Blaencwm (Blaen-y-Cwm) is a village in the county borough of Rhondda Cynon Taf, Wales, lying at the head the Rhondda Fawr valley. Two collieries were opened here during the Industrial Revolution, the Dunraven Colliery in 1865 and the Glenrhondda Colliery in 1911. Both had closed by 1966 and the sites have since been landscaped, leaving little trace of their industrial past. It is in the historic county of Glamorgan.

==Location==
Blaencwm is located in the upper Rhondda Valley about halfway between Treorchy and Hirwaun, and about one mile north of Treherbert. It is served by the A4061 road over Mynydd Ystradffernol.

== History ==
Before the industrialisation of the Rhondda, Blaencwm was a forested agricultural and rural area. There is evidence in the area of Mesolithic and Neolithic human activity, mainly through the discovery of basic hunting, foraging and tool making items. Blaencwm is also the site of three ruinous 16th century hafotai, small summer dwellings for transhumance agriculture, discovered on the north-east slope of the village. Of all the hafotai discovered in the Rhondda the most important is Lluest discovered in Blaencwm and proof of the agricultural history of the area.

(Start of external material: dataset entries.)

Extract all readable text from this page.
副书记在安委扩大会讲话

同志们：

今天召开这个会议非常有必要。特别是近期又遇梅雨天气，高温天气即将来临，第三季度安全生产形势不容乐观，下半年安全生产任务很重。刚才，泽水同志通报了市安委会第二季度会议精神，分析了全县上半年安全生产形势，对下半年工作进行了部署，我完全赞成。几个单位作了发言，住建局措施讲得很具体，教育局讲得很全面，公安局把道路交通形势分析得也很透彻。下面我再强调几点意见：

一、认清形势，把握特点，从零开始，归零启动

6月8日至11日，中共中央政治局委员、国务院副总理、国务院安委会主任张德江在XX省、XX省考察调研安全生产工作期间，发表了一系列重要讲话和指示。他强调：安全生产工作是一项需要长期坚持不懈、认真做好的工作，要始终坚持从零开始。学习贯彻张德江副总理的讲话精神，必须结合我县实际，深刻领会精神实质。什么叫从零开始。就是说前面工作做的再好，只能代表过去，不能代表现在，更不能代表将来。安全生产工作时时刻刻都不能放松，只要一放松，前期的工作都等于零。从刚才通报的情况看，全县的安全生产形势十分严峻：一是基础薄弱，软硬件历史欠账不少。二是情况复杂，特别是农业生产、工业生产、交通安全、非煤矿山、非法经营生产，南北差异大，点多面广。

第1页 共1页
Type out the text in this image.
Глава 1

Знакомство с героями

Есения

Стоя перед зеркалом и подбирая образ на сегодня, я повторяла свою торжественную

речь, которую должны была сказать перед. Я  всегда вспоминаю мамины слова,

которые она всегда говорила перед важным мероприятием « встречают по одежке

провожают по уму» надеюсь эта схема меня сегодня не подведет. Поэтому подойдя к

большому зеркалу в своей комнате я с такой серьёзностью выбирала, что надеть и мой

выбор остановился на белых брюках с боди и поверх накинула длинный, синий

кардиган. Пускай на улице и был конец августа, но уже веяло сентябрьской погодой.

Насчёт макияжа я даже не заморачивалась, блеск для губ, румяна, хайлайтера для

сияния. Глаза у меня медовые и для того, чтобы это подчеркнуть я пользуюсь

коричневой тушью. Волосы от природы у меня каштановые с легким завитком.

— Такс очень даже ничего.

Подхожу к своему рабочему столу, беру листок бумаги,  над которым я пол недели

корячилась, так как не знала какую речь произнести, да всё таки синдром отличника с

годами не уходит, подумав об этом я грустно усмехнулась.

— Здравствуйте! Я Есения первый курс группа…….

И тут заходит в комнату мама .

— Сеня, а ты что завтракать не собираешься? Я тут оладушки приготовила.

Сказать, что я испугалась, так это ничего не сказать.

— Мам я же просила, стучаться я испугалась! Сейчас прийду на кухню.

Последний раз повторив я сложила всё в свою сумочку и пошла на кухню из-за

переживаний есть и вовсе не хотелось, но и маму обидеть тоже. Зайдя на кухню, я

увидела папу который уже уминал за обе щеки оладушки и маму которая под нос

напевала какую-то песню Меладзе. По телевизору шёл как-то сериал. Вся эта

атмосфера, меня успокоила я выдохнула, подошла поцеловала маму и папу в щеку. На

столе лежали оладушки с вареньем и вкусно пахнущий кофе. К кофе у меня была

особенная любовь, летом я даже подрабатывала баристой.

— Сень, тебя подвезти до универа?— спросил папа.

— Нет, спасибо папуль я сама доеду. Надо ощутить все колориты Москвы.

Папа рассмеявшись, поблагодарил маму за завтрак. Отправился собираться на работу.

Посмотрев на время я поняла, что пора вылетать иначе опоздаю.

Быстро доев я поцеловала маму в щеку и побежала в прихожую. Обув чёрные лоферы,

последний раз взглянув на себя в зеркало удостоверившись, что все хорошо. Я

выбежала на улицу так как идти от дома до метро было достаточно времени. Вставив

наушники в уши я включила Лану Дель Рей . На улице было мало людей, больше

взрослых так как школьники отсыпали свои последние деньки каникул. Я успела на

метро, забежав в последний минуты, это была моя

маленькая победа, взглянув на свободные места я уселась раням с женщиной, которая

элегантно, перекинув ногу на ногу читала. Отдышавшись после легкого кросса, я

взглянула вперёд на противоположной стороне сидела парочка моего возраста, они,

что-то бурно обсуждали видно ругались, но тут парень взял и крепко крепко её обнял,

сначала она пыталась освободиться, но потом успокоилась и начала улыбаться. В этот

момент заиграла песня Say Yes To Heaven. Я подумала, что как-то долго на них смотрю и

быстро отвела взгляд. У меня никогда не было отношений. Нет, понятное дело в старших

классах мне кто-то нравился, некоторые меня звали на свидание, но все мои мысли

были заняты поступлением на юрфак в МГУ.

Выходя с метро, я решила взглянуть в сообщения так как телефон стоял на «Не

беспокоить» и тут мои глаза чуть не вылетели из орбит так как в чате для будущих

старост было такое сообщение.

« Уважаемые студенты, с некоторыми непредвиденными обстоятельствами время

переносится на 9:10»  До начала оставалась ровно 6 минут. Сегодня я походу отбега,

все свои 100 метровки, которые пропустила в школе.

In the 19th century with the coming of the Taff Vale Railway, coal mines began opening in the upper Rhondda Fawr. Two mines were sunk in Blaencwm, the first was the Dunraven Colliery opened by Thomas Joseph's Dunraven United Collieries in 1865. The business went in liquidation in 1866 and was taken over by Watts and Company in 1872. Between then and 1913 when it was purchased again, this time by the Cory Brothers, it changed its name to Tydraw Colliery. It closed in 1956. The second colliery, Glenrhondda (known locally as the Hook and Eye due to its reputation for improvisation), was opened in 1911 by Glenavon Garw Collieries. The mine was served by the Rhondda and Swansea Bay Railway using the Rhondda Tunnel, which linked Blaencwm to Blaengwynfi in the Afan Valley. This pit was closed by the National Coal Board in 1966. The sites of both mines have since been cleared and landscaped to resemble the surrounding area.